For each test a certain sequence of steps is maintained to produce comparable results. This is done by using a script developed for this purpose. More information and source code can be found in the appendix.

  1. The configuration files are modified to reflect the changes to be tested.
  2. The web server and database server are restarted to provide a fresh environment.
  3. The script to be tested is requested – without measuring – one or more times (depending on the test case). This is used to load caches. This step can be skipped if the generation of the cache is to be included in the test.
  4. A certain amount of time, for instance 10 seconds, the process is paused to ensure no trailing requests block anything.
  5. The test run is started. The document is requested some 10 to some 1000 times, also parallel requests (concurrent requests, CCR) are possible.
  6. The log file of the test is parsed and converted to a format used for generating a chart.

5.5.1 Preparations

The author’s script for benchmarking can automate many tests as it automatically generates the possible testcases with each tool switched on or off. There are a few steps to take until a tool can be used with the benchmark.
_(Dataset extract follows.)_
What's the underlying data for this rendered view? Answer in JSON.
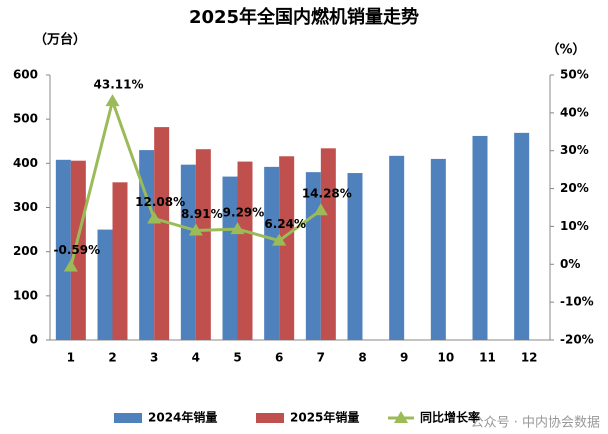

Usually changes to one or more text files have to be made to configure a tool to be used and restart the appropriate server. Unfortunately it is not possible to exchange the whole configuration file as two tools might need a change in the same file. The configuration files are therefore patched using a file representing the changes to be made.

When the benchmark script is started it expects all configuration files to be disabled. This can be established by prepending a restoring script. The tools need to be turned off anyway for the process of generating a file that can be used to integrate the tool with the benchmark. See Listing 5.2 for how such a patch file is generated.
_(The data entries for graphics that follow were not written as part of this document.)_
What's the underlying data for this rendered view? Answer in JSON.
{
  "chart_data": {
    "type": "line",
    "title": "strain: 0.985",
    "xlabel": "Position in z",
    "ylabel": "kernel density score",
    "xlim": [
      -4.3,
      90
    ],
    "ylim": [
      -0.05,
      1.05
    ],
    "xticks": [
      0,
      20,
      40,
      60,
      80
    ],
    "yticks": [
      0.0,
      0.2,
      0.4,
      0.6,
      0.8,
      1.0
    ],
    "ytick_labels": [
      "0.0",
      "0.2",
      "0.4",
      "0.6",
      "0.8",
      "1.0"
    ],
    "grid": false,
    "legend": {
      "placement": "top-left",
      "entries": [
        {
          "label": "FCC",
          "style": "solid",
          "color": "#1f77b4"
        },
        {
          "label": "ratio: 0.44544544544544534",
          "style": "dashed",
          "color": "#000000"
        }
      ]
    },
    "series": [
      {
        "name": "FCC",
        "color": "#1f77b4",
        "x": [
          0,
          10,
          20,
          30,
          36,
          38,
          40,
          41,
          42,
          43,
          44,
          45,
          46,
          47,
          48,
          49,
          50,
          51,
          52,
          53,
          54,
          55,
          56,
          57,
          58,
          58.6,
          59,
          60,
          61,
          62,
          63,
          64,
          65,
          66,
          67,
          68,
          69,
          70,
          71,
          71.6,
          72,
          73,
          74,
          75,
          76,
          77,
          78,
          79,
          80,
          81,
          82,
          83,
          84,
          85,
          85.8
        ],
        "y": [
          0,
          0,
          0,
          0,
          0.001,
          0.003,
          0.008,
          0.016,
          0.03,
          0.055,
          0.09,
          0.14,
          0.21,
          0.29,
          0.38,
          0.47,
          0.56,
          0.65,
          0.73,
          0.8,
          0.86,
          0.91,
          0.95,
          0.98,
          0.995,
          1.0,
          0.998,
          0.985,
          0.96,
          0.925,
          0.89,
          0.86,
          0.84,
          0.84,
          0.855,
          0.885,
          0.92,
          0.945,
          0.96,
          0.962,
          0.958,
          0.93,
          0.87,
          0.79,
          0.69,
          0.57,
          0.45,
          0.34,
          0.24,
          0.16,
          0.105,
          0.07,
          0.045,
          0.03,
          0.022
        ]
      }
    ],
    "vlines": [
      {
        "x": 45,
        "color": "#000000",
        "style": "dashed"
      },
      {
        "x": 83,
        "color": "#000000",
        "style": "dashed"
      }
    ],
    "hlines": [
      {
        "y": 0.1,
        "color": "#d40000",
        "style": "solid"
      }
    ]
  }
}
Listing 5.2: Creating a patch file for the MySQL query cache
1cd /tmp 
2cp /etc/mysql/my.cnf . 
3vi my.cnf # do the necessary editing 
4diff -c /etc/mysql/my.cnf my.cnf > mqc

The result is a file containing only the modified lines (plus some contextual lines, so that the file can even be patched if the line numbers do not match). What such a file exactly looks like can be found in the appendix, Listing A.4.

Figure 5.3: Typical output while benchmarking

When all necessary patch files are generated, the testing can be started. The benchmark script is invoked with the patch files as command line arguments. A single option can be tested just by specifying one argument. All in all 2n (with n being the number of arguments) test cases will be run through. The scripts to be tested (k) are hardcoded and can be overridden (see appendix A.1). As a grand total k 2n benchmarks are run.

5.5.2 Testing environment

As testing environment a Pentium 4 2.8 GHz system with 512 MB DDR RAM is used. As operating system Ubuntu Linux Hoary 5.04 has been installed. Versions of the used programs are shown in Lsting 5.3.

Listing 5.3: Program versions
1$ uname -a 
2Linux main 2.6.10-5-686-smp #1 SMP Tue Apr 5 12:41:40 UTC 2005 i686 GNU/Linux 
4$ apache2 -v 
5Server version: Apache/2.0.53 
6Server built:   Apr  1 2005 18:17:53 
8$ php -v 
9PHP 4.3.10-10ubuntu4 (cli) (built: Apr  1 2005 14:16:27) 
10Copyright (c) 1997-2004 The PHP Group 
11Zend Engine v1.3.0, Copyright (c) 1998-2004 Zend Technologies 
13$ mysqld -V 
14mysqld  Ver 4.1.10a-Debian_2-log for pc-linux-gnu on i386 (Source distribution) 
16$ grep @version libs/Smarty.class.php 
17 * @version 2.6.7 
19$ squid -v | head -1 
20Squid Cache: Version 2.5.STABLE8 
22$ pear info APC | grep Version 
23Version            2.0.4 
25$ pear info APD | grep Version 
26Version            0.9.2 
28$ ab -V 
29This is ApacheBench, Version 2.0.41-dev <$Revision: 1.141 $> apache-2.0 
30Copyright (c) 1996 Adam Twiss, Zeus Technology Ltd, 
31Copyright (c) 1998-2002 The Apache Software Foundation,

The SMP kernel was installed because of the HyperThreading feature of Pentium 4.